HIMSS News

Provider-Sponsored Health Plans: Keys to Success

 Legislative reforms, technological advances, and the shift to consumer-centered services have spurred the reemergence of provider-sponsored health plans (PSHP).

Done right, these narrow network plans give providers a sustainable approach to counter risks associated with value-based contracts. It also allows hospitals to capture “first dollar” revenue and enhance the health system’s brand within the community.

There are thousands of variables that are critical to the sustainability of this model. Undergirding all of them are three general pillars for success: understanding the payer landscape, investing in the right technology and infrastructure, and optimizing the patient/member experience.

Understanding the Payer Landscape

Health insurance is complicated. Even experienced payers can be thrown by constantly shifting ground. Exercising caution, organizations considering a provider-managed health plan should conduct market studies to determine which segments offer the best chance for success.

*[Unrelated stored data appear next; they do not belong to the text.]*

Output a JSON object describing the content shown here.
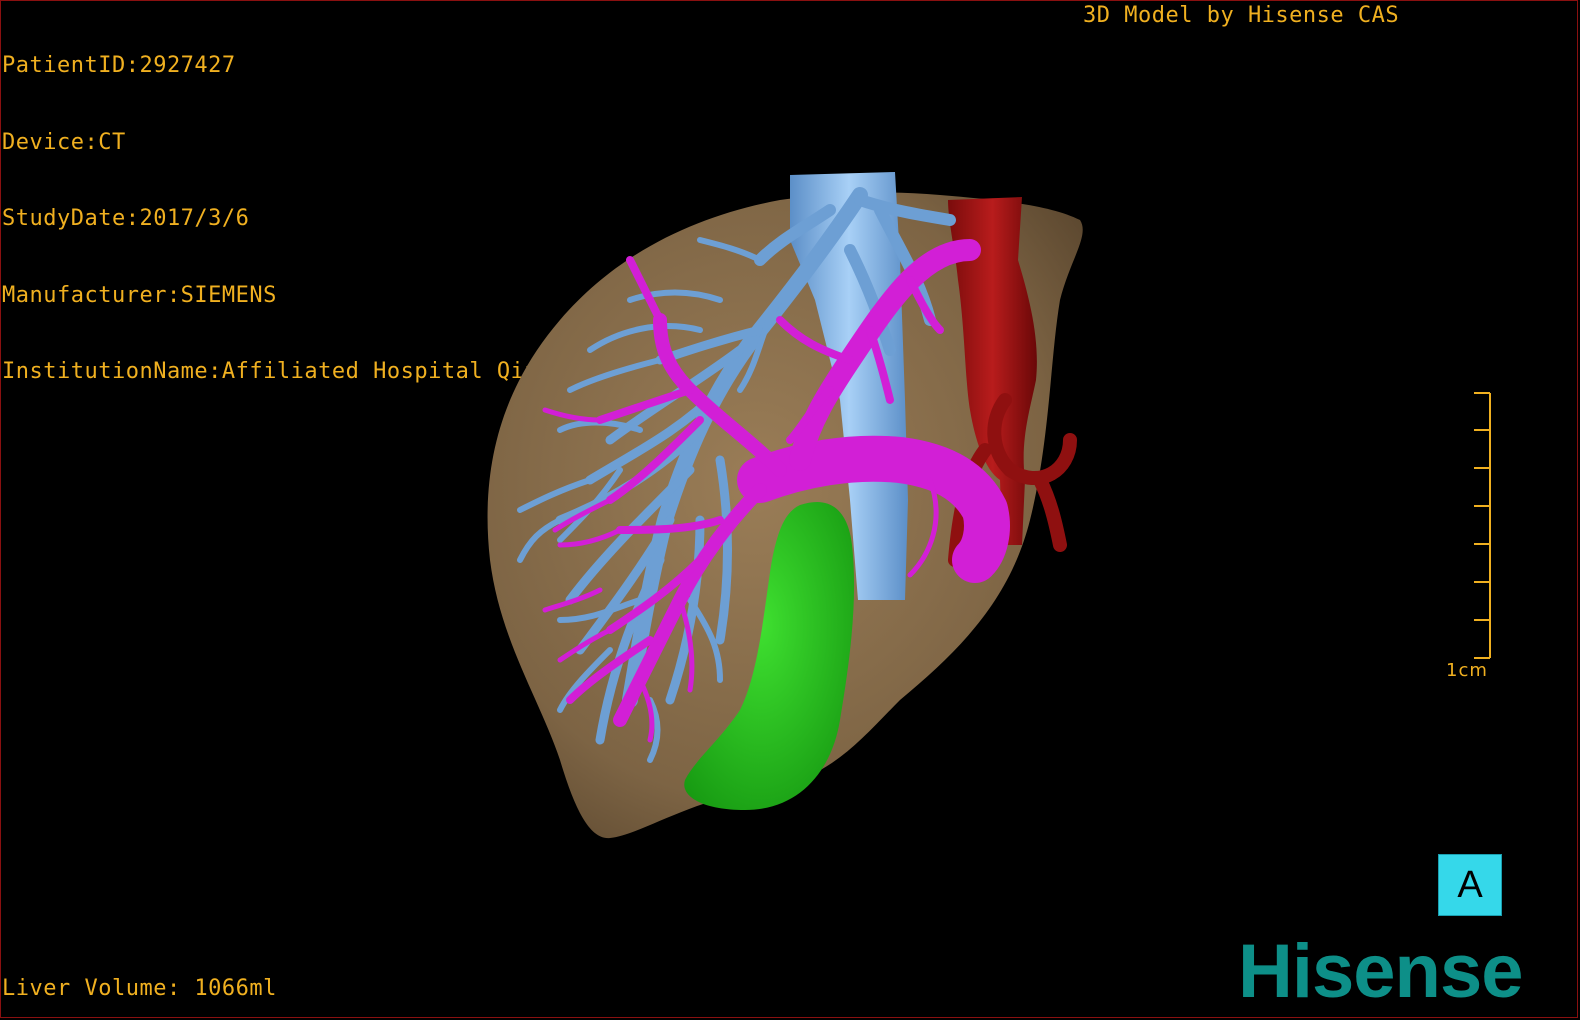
{
  "header": {
    "patient_id": "PatientID:2927427",
    "device": "Device:CT",
    "study_date": "StudyDate:2017/3/6",
    "manufacturer": "Manufacturer:SIEMENS",
    "institution": "InstitutionName:Affiliated Hospital Qingdao University-C"
  },
  "credit": "3D Model by Hisense CAS",
  "footer": {
    "liver_volume": "Liver Volume: 1066ml"
  },
  "scale_bar": {
    "label": "1cm"
  },
  "view_badge": "A",
  "logo": "Hisense",
  "colors": {
    "text": "#f0b020",
    "liver": "#8a6f4e",
    "hepatic_vein": "#6d9fd4",
    "portal_vein": "#d21fd6",
    "artery": "#a31414",
    "gallbladder": "#2bc21f",
    "badge": "#35d8ea",
    "logo": "#0d8f88"
  }
}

Starting off by specializing in small and large groups, Medicare, Medicaid, or a sub-segment representative of the provider’s community enables a more merciful learning curve and room to scale.

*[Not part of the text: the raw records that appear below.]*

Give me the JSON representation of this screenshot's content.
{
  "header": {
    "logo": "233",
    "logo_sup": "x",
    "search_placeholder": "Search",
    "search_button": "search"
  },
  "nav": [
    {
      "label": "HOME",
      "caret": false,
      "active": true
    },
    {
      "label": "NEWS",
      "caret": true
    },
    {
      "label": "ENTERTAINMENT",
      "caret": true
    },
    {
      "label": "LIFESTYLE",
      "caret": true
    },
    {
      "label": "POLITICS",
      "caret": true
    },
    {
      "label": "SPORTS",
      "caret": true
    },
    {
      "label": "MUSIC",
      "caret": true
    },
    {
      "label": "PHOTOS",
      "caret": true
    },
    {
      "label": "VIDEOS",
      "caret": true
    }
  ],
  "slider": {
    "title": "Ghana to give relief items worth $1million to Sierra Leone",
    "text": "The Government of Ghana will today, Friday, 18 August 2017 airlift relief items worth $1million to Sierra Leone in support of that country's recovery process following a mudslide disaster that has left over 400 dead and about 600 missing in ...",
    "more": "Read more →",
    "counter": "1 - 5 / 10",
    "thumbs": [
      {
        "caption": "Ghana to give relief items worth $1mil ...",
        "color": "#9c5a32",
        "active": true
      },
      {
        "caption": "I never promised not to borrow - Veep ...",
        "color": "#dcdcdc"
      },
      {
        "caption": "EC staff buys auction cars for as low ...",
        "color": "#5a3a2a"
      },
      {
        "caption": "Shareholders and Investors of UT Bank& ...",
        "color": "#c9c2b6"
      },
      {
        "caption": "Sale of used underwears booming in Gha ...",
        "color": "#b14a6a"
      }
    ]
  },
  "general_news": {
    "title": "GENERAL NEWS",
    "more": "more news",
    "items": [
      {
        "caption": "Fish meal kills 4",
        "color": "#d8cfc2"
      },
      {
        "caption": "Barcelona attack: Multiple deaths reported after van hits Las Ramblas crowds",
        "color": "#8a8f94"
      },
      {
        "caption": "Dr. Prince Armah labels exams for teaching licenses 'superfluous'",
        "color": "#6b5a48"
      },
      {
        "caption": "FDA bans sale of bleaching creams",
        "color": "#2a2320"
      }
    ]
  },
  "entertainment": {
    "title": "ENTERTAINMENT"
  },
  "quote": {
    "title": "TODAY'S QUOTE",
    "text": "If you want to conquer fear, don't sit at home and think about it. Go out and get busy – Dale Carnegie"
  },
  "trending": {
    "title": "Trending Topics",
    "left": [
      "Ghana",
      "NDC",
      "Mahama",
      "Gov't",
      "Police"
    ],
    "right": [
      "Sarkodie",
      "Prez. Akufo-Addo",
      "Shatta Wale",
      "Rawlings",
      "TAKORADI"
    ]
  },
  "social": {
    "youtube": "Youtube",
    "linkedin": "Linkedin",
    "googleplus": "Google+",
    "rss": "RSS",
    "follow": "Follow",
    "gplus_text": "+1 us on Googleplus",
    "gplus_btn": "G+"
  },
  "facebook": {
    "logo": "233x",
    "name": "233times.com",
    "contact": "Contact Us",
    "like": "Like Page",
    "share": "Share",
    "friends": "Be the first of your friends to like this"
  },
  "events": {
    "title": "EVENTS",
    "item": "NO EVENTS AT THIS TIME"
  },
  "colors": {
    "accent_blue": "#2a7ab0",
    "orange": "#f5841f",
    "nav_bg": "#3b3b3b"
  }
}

Additionally, providers that lack the systems, knowledge or capital to administer a health plan effectively may consider partnering with an existing payer, where the payer manages the enrollment, administration and claims, and the provider takes care of marketing and branding.

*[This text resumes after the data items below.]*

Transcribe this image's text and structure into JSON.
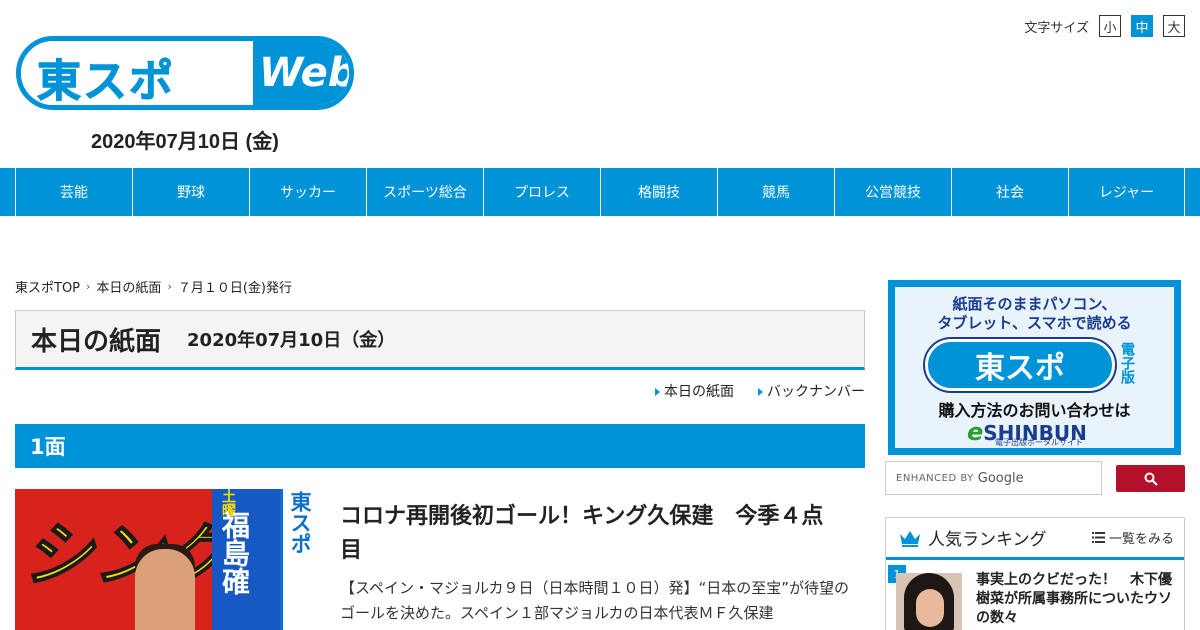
{
  "header": {
    "logo_text": "東スポ",
    "logo_web": "Web",
    "date": "2020年07月10日 (金)",
    "fontsize_label": "文字サイズ",
    "fontsize_options": [
      "小",
      "中",
      "大"
    ]
  },
  "nav": [
    "芸能",
    "野球",
    "サッカー",
    "スポーツ総合",
    "プロレス",
    "格闘技",
    "競馬",
    "公営競技",
    "社会",
    "レジャー"
  ],
  "breadcrumb": [
    "東スポTOP",
    "本日の紙面",
    "７月１０日(金)発行"
  ],
  "page_title": "本日の紙面",
  "page_date": "2020年07月10日（金）",
  "sublinks": [
    "本日の紙面",
    "バックナンバー"
  ],
  "section": "1面",
  "paper": {
    "headline": "シング",
    "side_text": "福島確",
    "side_small": "土曜",
    "brand": "東スポ"
  },
  "article": {
    "title": "コロナ再開後初ゴール！キング久保建　今季４点目",
    "body": "【スペイン・マジョルカ９日（日本時間１０日）発】“日本の至宝”が待望のゴールを決めた。スペイン１部マジョルカの日本代表ＭＦ久保建"
  },
  "ad": {
    "top_line1": "紙面そのままパソコン、",
    "top_line2": "タブレット、スマホで読める",
    "logo": "東スポ",
    "kind": "電子版",
    "line": "購入方法のお問い合わせは",
    "brand_e": "e",
    "brand": "SHINBUN",
    "sub": "電子出版ポータルサイト"
  },
  "search": {
    "enhanced": "ENHANCED BY",
    "google": "Google"
  },
  "ranking": {
    "title": "人気ランキング",
    "all_label": "一覧をみる",
    "items": [
      {
        "rank": "1",
        "text": "事実上のクビだった！　木下優樹菜が所属事務所についたウソの数々"
      }
    ]
  },
  "colors": {
    "accent": "#0093d8",
    "search_button": "#b3112a"
  }
}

Leveraging Information Technology

Other providers may decide to build a best-of-breed solution by selecting partners to manage key functions. Cloud-based solutions make it easy to launch quickly by eliminating the need for large, costly mainframes that are the backbone of traditional health payer systems, and simplify integration issues between vendors.

Providers also can opt for implementing a single integrated solution that easily scales to accommodate growth and new products; offers a retail-like experience for member acquisition and retention; and can be leveraged to build and maintain a strong broker network for distribution.

Optimizing the Customer Experience

Many payers are re-tooling their front office and back office processes to create a fully branded distribution and enrollment platform that offers a multi-channel shopping and enrollment experience for consumers.

For example, decision-support tools that compare health plans and drug prices, administer quotes, and assist with enrollment and renewals are critical to helping members take control of their health and financial security.

Tools that remind members of key wellness deadlines, like annual physicals, or help bridge gaps in their chronic care management program, enhances customer loyalty while also reducing costs and risk.

Moreover, portals where members can obtain health information and select appropriate coverage further extends the bond between member and PSHP.

The Future of PSHPs

The future of the Affordable Care Act and other critical health reforms are uncertain—at least until the new administration and Congress take office. As a result, we will likely see providers avoid plans that involve individual exchanges in favor of plans for Medicare Advantage and Medicare Advantage Part D. However, we may be closer than ever to unlocking a sustainable and profitable approach to provider- managed health plans.